Wool is a versatile sheep product and is in demand mainly because of its physical characteristics that directly influence wearer comfort (Hatcher et al., 2010). The wool traits are important for economic returns in the sheep production system. The greasy fleece yield (GFY) is a measure of the production potential of sheep. Greasy fleece yield, staple length and fiber diameter of wool are important traits for the selection of rams for breeding. Staple length and fiber diameter bear a positive correlation with market prices of wool. Khan and Singh (1974) and Rather et al. (2019a) reported the average GFY of the first clip (GFY-1) of Kashmir Merino as 1.20±0.02 and 0.82±0.03 kg, respectively (Table 4). The average GFY of the second clip (GFY-2) of Kashmir Merino was 0.80±0.02 kg (Rather et al., 2019a). Rather et al. (2021b) reported an average lifetime wool yield of 1.36±0.01 kg/shearing in Kashmir Merino sheep, thus producing 2.72 kg of wool annually. The variation in the production of greasy fleece in terms of quality and quantity is also due to complicated interactions of genetic and environmental factors. Ganai et al. (2010) reported an average annual wool yield of 0.62 -1.5 kg in Gurez sheep. Bakharwal and Poonchi sheep produce greasy fleece of 1.600 kg per annum (Anonymous, 2021) whereas Karnah sheep produce 1.000 to 1.250 kg per annum (Ganai et al., 2009). Therefore, as a perusal of the performance of sheep genetic resources (concerning greasy fleece yield) of Jammu and Kashmir, it is concluded that Kashmir Merino sheep have far higher production potential as compared to other sheep genetic resources.

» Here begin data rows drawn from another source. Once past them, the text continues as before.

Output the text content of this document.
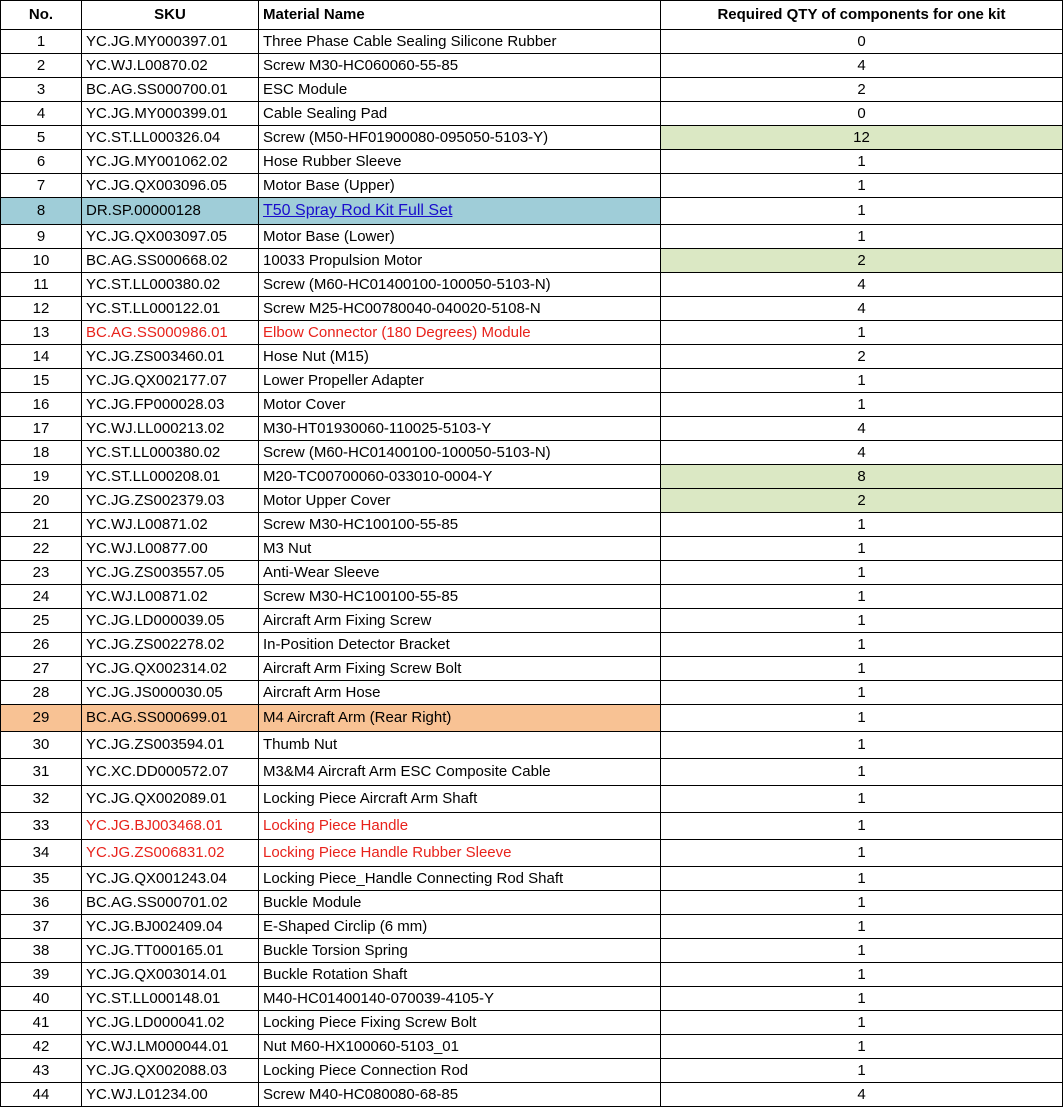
No.	SKU	Material Name	Required QTY of components for one kit
1	YC.JG.MY000397.01	Three Phase Cable Sealing Silicone Rubber	0
2	YC.WJ.L00870.02	Screw M30-HC060060-55-85	4
3	BC.AG.SS000700.01	ESC Module	2
4	YC.JG.MY000399.01	Cable Sealing Pad	0
5	YC.ST.LL000326.04	Screw (M50-HF01900080-095050-5103-Y)	12
6	YC.JG.MY001062.02	Hose Rubber Sleeve	1
7	YC.JG.QX003096.05	Motor Base (Upper)	1
8	DR.SP.00000128	T50 Spray Rod Kit Full Set	1
9	YC.JG.QX003097.05	Motor Base (Lower)	1
10	BC.AG.SS000668.02	10033 Propulsion Motor	2
11	YC.ST.LL000380.02	Screw (M60-HC01400100-100050-5103-N)	4
12	YC.ST.LL000122.01	Screw M25-HC00780040-040020-5108-N	4
13	BC.AG.SS000986.01	Elbow Connector (180 Degrees) Module	1
14	YC.JG.ZS003460.01	Hose Nut (M15)	2
15	YC.JG.QX002177.07	Lower Propeller Adapter	1
16	YC.JG.FP000028.03	Motor Cover	1
17	YC.WJ.LL000213.02	M30-HT01930060-110025-5103-Y	4
18	YC.ST.LL000380.02	Screw (M60-HC01400100-100050-5103-N)	4
19	YC.ST.LL000208.01	M20-TC00700060-033010-0004-Y	8
20	YC.JG.ZS002379.03	Motor Upper Cover	2
21	YC.WJ.L00871.02	Screw M30-HC100100-55-85	1
22	YC.WJ.L00877.00	M3 Nut	1
23	YC.JG.ZS003557.05	Anti-Wear Sleeve	1
24	YC.WJ.L00871.02	Screw M30-HC100100-55-85	1
25	YC.JG.LD000039.05	Aircraft Arm Fixing Screw	1
26	YC.JG.ZS002278.02	In-Position Detector Bracket	1
27	YC.JG.QX002314.02	Aircraft Arm Fixing Screw Bolt	1
28	YC.JG.JS000030.05	Aircraft Arm Hose	1
29	BC.AG.SS000699.01	M4 Aircraft Arm (Rear Right)	1
30	YC.JG.ZS003594.01	Thumb Nut	1
31	YC.XC.DD000572.07	M3&M4 Aircraft Arm ESC Composite Cable	1
32	YC.JG.QX002089.01	Locking Piece Aircraft Arm Shaft	1
33	YC.JG.BJ003468.01	Locking Piece Handle	1
34	YC.JG.ZS006831.02	Locking Piece Handle Rubber Sleeve	1
35	YC.JG.QX001243.04	Locking Piece_Handle Connecting Rod Shaft	1
36	BC.AG.SS000701.02	Buckle Module	1
37	YC.JG.BJ002409.04	E-Shaped Circlip (6 mm)	1
38	YC.JG.TT000165.01	Buckle Torsion Spring	1
39	YC.JG.QX003014.01	Buckle Rotation Shaft	1
40	YC.ST.LL000148.01	M40-HC01400140-070039-4105-Y	1
41	YC.JG.LD000041.02	Locking Piece Fixing Screw Bolt	1
42	YC.WJ.LM000044.01	Nut M60-HX100060-5103_01	1
43	YC.JG.QX002088.03	Locking Piece Connection Rod	1
44	YC.WJ.L01234.00	Screw M40-HC080080-68-85	4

The wool quality traits of Kashmir Merino are presented in Table 4. Staple length (SL) is the length of a group of fibers of any composition, which generally determines its end-use i.e., whether it will be used in weaving or knitting. The trait is linked with wool processing performance. The longer wools, generally around 51mm or above are processed to versatile yarn. Wool fiber staple length is becoming an increasingly important determinant of wool quality and value (Valera et al., 2009). Wool with long SL is commercially more desirable as it tends to be easier to spin, give fewer stoppages, and ultimately can form stronger and more even yarn (Holman and Malau-Aduli, 2012). The staple length in Kashmir Merino sheep varied from 3.43±0.10 cm (Rather et al., 2019a) to 5.22±0.11 cm (Das et al., 2014). The wool of shorter staple length produced by Kashmir Merino can’t be used to manufacture versatile yarn. Therefore, necessary steps are required to be incorporated in the breeding policy of Kashmir Merino to improve wool staple length. Fiber diameter (FD) refers to the average width of a single cross-section of wool fiber (Holman and Malau-Aduli, 2012) and is widely established as the most important wool trait for assessing wool quality and cost. FD value is an indicator of the fineness with which a yarn can be spun. Low FD wools (or finer wools) can be processed into yarns which are suited for high-value apparel textile end uses (Warn et al., 2006; Holman and Malau-Aduli, 2012). The average FD in Kashmir Merino wool was observed that it varied from 20.04±0.02 (Baba et al., 2020a) to 20.99±0.08 µ (Rather et al., 2019b).

 

Table 3: Body weights of different sheep genetic resources of Jammu and Kashmir.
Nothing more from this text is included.